As a person progresses through the evolution of their soul, they find that some of the objectives eventually lose their place and importance to more predominant objectives. For example, the desire to earn wealth may diminish and disappear, or a person may come to the realization that there are no more material desires that they need to pursue, and hence more room is created for the pursuit of the ultimate objective, Moksha.

Hinduism has always looked at sex in an ambivalent manner and relegated it to the bottom of the pyramid, just as Maslow did many many centuries later as a basic need. “The more we learn about man’s natural tendencies, the easier it will be to tell him how to be good, how to be happy, how to be fruitful, how to respect himself, how to love, how to fulfill his highest potentialities … The thing to do seems to be to find out what one is really like inside; deep down, as a member of the human species and as a particular individual” (Maslow, 1987).

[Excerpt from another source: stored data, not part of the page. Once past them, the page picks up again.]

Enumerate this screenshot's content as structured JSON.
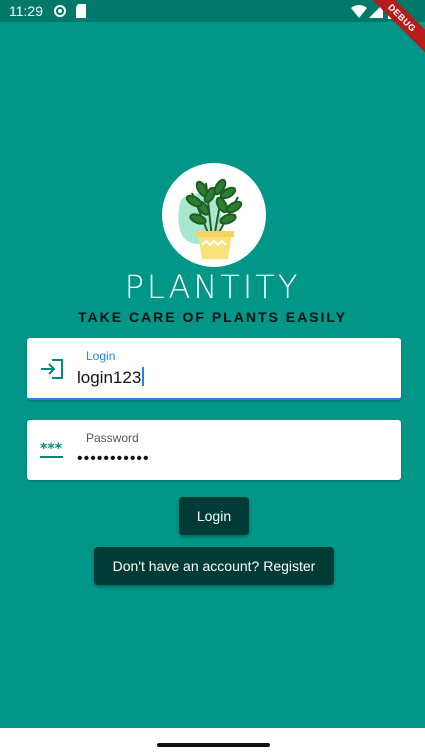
{
  "status_bar": {
    "time": "11:29"
  },
  "debug_banner": "DEBUG",
  "brand": {
    "name": "PLANTITY",
    "tagline": "TAKE CARE OF PLANTS EASILY"
  },
  "login_field": {
    "label": "Login",
    "value": "login123",
    "icon": "login-icon"
  },
  "password_field": {
    "label": "Password",
    "value": "•••••••••••",
    "icon": "password-icon"
  },
  "buttons": {
    "login": "Login",
    "register": "Don't have an account? Register"
  },
  "colors": {
    "background": "#009688",
    "status_bar": "#00796b",
    "button": "#003c35",
    "accent": "#1e88e5"
  }
}
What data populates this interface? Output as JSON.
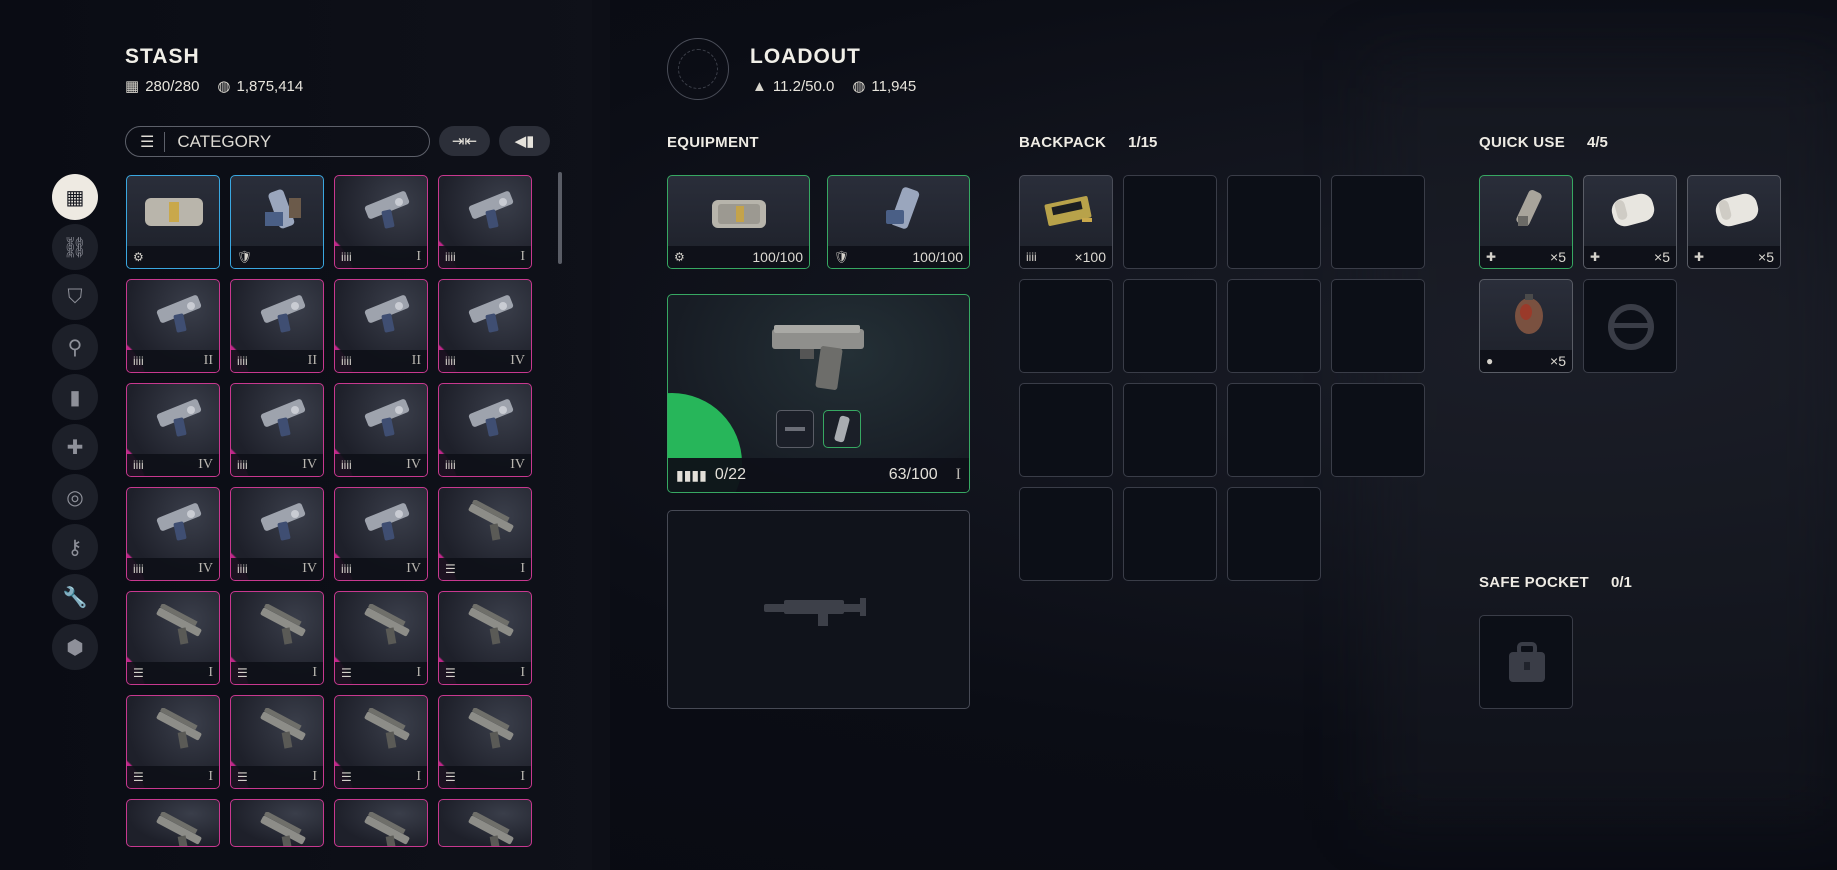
{
  "stash": {
    "title": "STASH",
    "capacity": "280/280",
    "credits": "1,875,414",
    "filter_label": "CATEGORY",
    "categories": [
      "all-grid-icon",
      "chain-icon",
      "shield-icon",
      "weapon-icon",
      "ammo-icon",
      "attachment-icon",
      "safe-icon",
      "key-icon",
      "wrench-icon",
      "cube-icon"
    ],
    "items": [
      {
        "rarity": "blue",
        "kind": "armor",
        "icon": "⚙",
        "tier": ""
      },
      {
        "rarity": "blue",
        "kind": "shield",
        "icon": "🛡",
        "tier": ""
      },
      {
        "rarity": "rare",
        "kind": "pistol",
        "icon": "iiii",
        "tier": "I"
      },
      {
        "rarity": "rare",
        "kind": "pistol",
        "icon": "iiii",
        "tier": "I"
      },
      {
        "rarity": "rare",
        "kind": "pistol",
        "icon": "iiii",
        "tier": "II"
      },
      {
        "rarity": "rare",
        "kind": "pistol",
        "icon": "iiii",
        "tier": "II"
      },
      {
        "rarity": "rare",
        "kind": "pistol",
        "icon": "iiii",
        "tier": "II"
      },
      {
        "rarity": "rare",
        "kind": "pistol",
        "icon": "iiii",
        "tier": "IV"
      },
      {
        "rarity": "rare",
        "kind": "pistol",
        "icon": "iiii",
        "tier": "IV"
      },
      {
        "rarity": "rare",
        "kind": "pistol",
        "icon": "iiii",
        "tier": "IV"
      },
      {
        "rarity": "rare",
        "kind": "pistol",
        "icon": "iiii",
        "tier": "IV"
      },
      {
        "rarity": "rare",
        "kind": "pistol",
        "icon": "iiii",
        "tier": "IV"
      },
      {
        "rarity": "rare",
        "kind": "pistol",
        "icon": "iiii",
        "tier": "IV"
      },
      {
        "rarity": "rare",
        "kind": "pistol",
        "icon": "iiii",
        "tier": "IV"
      },
      {
        "rarity": "rare",
        "kind": "pistol",
        "icon": "iiii",
        "tier": "IV"
      },
      {
        "rarity": "rare",
        "kind": "rifle",
        "icon": "☰",
        "tier": "I"
      },
      {
        "rarity": "rare",
        "kind": "rifle",
        "icon": "☰",
        "tier": "I"
      },
      {
        "rarity": "rare",
        "kind": "rifle",
        "icon": "☰",
        "tier": "I"
      },
      {
        "rarity": "rare",
        "kind": "rifle",
        "icon": "☰",
        "tier": "I"
      },
      {
        "rarity": "rare",
        "kind": "rifle",
        "icon": "☰",
        "tier": "I"
      },
      {
        "rarity": "rare",
        "kind": "rifle",
        "icon": "☰",
        "tier": "I"
      },
      {
        "rarity": "rare",
        "kind": "rifle",
        "icon": "☰",
        "tier": "I"
      },
      {
        "rarity": "rare",
        "kind": "rifle",
        "icon": "☰",
        "tier": "I"
      },
      {
        "rarity": "rare",
        "kind": "rifle",
        "icon": "☰",
        "tier": "I"
      }
    ]
  },
  "loadout": {
    "title": "LOADOUT",
    "weight": "11.2/50.0",
    "credits": "11,945",
    "equipment_label": "EQUIPMENT",
    "augment_durability": "100/100",
    "shield_durability": "100/100",
    "weapon_ammo": "0/22",
    "weapon_durability": "63/100",
    "weapon_tier": "I"
  },
  "backpack": {
    "label": "BACKPACK",
    "count": "1/15",
    "ammo_qty": "×100"
  },
  "quick_use": {
    "label": "QUICK USE",
    "count": "4/5",
    "items": [
      {
        "rarity": "green",
        "qty": "×5"
      },
      {
        "rarity": "grey",
        "qty": "×5"
      },
      {
        "rarity": "grey",
        "qty": "×5"
      },
      {
        "rarity": "grey",
        "qty": "×5"
      }
    ]
  },
  "safe_pocket": {
    "label": "SAFE POCKET",
    "count": "0/1"
  },
  "colors": {
    "rare": "#c8388f",
    "uncommon": "#2fc266",
    "common_blue": "#19a4f0",
    "background": "#0b0d15"
  }
}
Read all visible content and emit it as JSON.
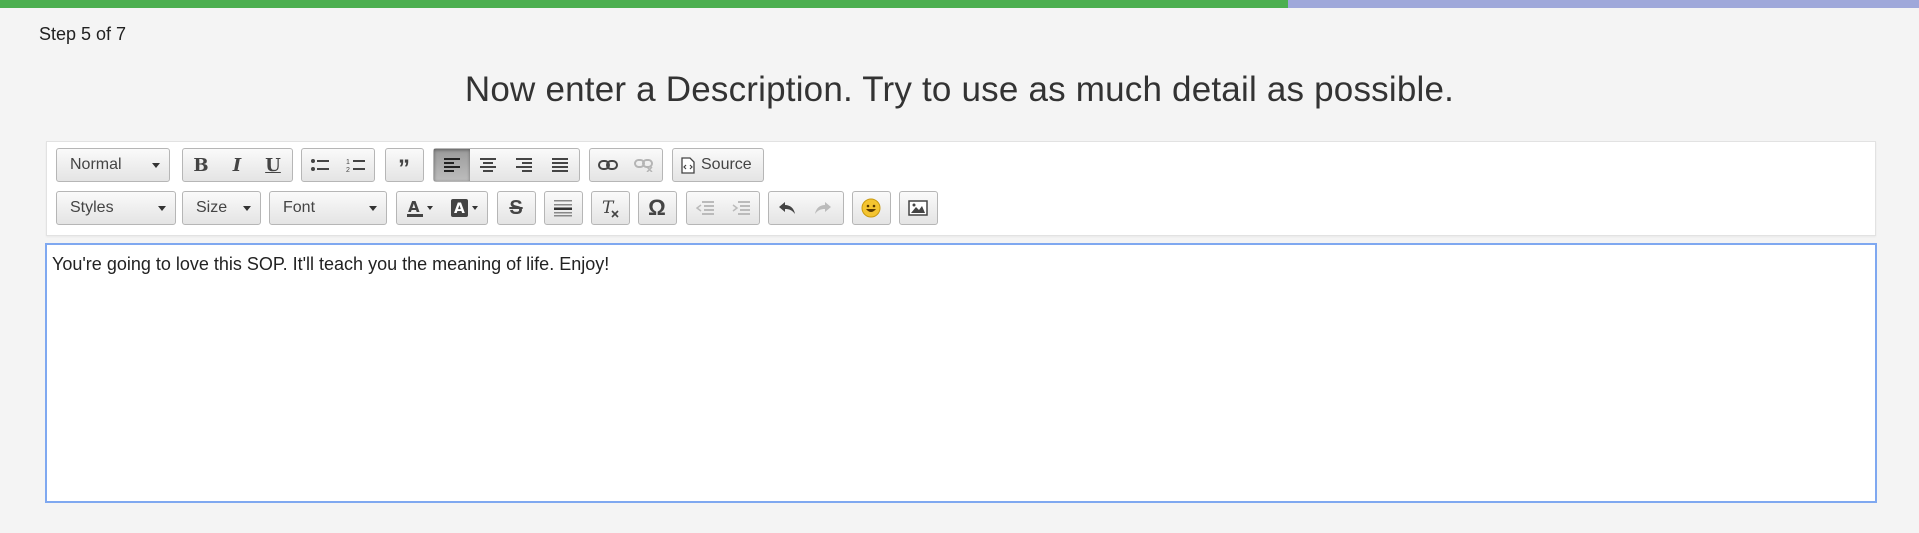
{
  "progress": {
    "current_step": 5,
    "total_steps": 7,
    "fraction": 0.671,
    "fill_color": "#4caf50",
    "track_color": "#9fa8da"
  },
  "step_label": "Step 5 of 7",
  "page_title": "Now enter a Description. Try to use as much detail as possible.",
  "toolbar": {
    "format_combo": "Normal",
    "styles_combo": "Styles",
    "size_combo": "Size",
    "font_combo": "Font",
    "source_label": "Source",
    "icons": {
      "bold": "bold-icon",
      "italic": "italic-icon",
      "underline": "underline-icon",
      "bulleted_list": "bulleted-list-icon",
      "numbered_list": "numbered-list-icon",
      "blockquote": "blockquote-icon",
      "align_left": "align-left-icon",
      "align_center": "align-center-icon",
      "align_right": "align-right-icon",
      "justify": "justify-icon",
      "link": "link-icon",
      "unlink": "unlink-icon",
      "source": "source-icon",
      "text_color": "text-color-icon",
      "background_color": "background-color-icon",
      "strike": "strikethrough-icon",
      "horizontal_line": "horizontal-line-icon",
      "remove_format": "remove-format-icon",
      "special_char": "omega-icon",
      "outdent": "outdent-icon",
      "indent": "indent-icon",
      "undo": "undo-icon",
      "redo": "redo-icon",
      "smiley": "smiley-icon",
      "image": "image-icon"
    },
    "active_button": "align_left",
    "disabled_buttons": [
      "unlink",
      "outdent",
      "indent",
      "redo"
    ]
  },
  "editor": {
    "content": "You're going to love this SOP. It'll teach you the meaning of life. Enjoy!",
    "border_color": "#7fa8f0"
  }
}
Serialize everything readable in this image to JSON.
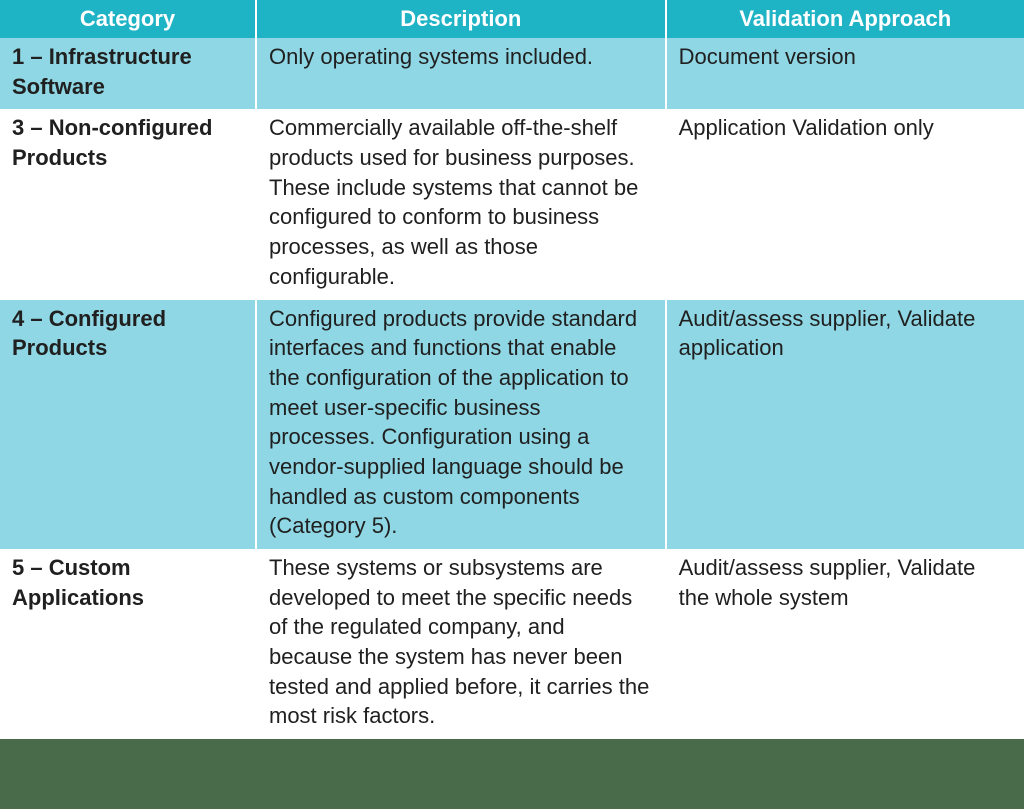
{
  "headers": {
    "category": "Category",
    "description": "Description",
    "validation": "Validation Approach"
  },
  "rows": [
    {
      "category": "1 – Infrastructure Software",
      "description": "Only operating systems included.",
      "validation": "Document version"
    },
    {
      "category": "3 – Non-configured Products",
      "description": "Commercially available off-the-shelf products used for business purposes. These include systems that cannot be configured to conform to business processes, as well as those configurable.",
      "validation": "Application Validation only"
    },
    {
      "category": "4 – Configured Products",
      "description": "Configured products provide standard interfaces and functions that enable the configuration of the application to meet user-specific business processes. Configuration using a vendor-supplied language should be handled as custom components (Category 5).",
      "validation": "Audit/assess supplier, Validate application"
    },
    {
      "category": "5 – Custom Applications",
      "description": "These systems or subsystems are developed to meet the specific needs of the regulated company, and because the system has never been tested and applied before, it carries the most risk factors.",
      "validation": "Audit/assess supplier, Validate the whole system"
    }
  ]
}
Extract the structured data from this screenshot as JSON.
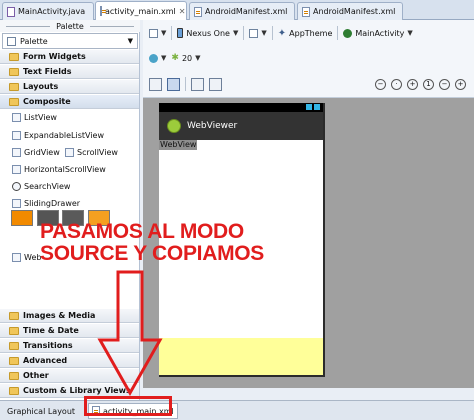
{
  "editor_tabs": [
    {
      "label": "MainActivity.java",
      "kind": "java"
    },
    {
      "label": "activity_main.xml",
      "kind": "xml",
      "active": true
    },
    {
      "label": "AndroidManifest.xml",
      "kind": "xml"
    },
    {
      "label": "AndroidManifest.xml",
      "kind": "xml"
    }
  ],
  "palette": {
    "title": "Palette",
    "dropdown": "Palette",
    "categories_top": [
      "Form Widgets",
      "Text Fields",
      "Layouts",
      "Composite"
    ],
    "composite_items": [
      "ListView",
      "ExpandableListView",
      "GridView",
      "ScrollView",
      "HorizontalScrollView",
      "SearchView",
      "SlidingDrawer",
      "Web"
    ],
    "swatch_colors": [
      "#f28a00",
      "#555555",
      "#5a5a5a",
      "#f5a020"
    ],
    "categories_bottom": [
      "Images & Media",
      "Time & Date",
      "Transitions",
      "Advanced",
      "Other",
      "Custom & Library Views"
    ]
  },
  "toolbar": {
    "device": "Nexus One",
    "theme": "AppTheme",
    "activity": "MainActivity",
    "api_level": "20"
  },
  "preview": {
    "app_title": "WebViewer",
    "widget_label": "WebView",
    "highlight_color": "#ffff99"
  },
  "bottom_tabs": [
    "Graphical Layout",
    "activity_main.xml"
  ],
  "annotation": {
    "line1": "PASAMOS AL MODO",
    "line2": "SOURCE Y COPIAMOS",
    "color": "#e11d1d"
  }
}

It is also probably true that many Hindus developed a deep shame of the context and expression of sex, as they came into contact with other religions which entered India about 1,000 years ago and got worse during the British Victorian age. As an aside, it is interesting to note that many of the fathers of modern psychology in the United States have been deeply influenced by Indian thought. India’s ancient spiritual wisdom seeped into the cultural bloodstream of America. It is fascinating to learn how Ralph Waldo Emerson, and later Henry David Thoreau and other 19th century writers and poets, were responsible for disseminating the wisdom of the east to the masses in the west.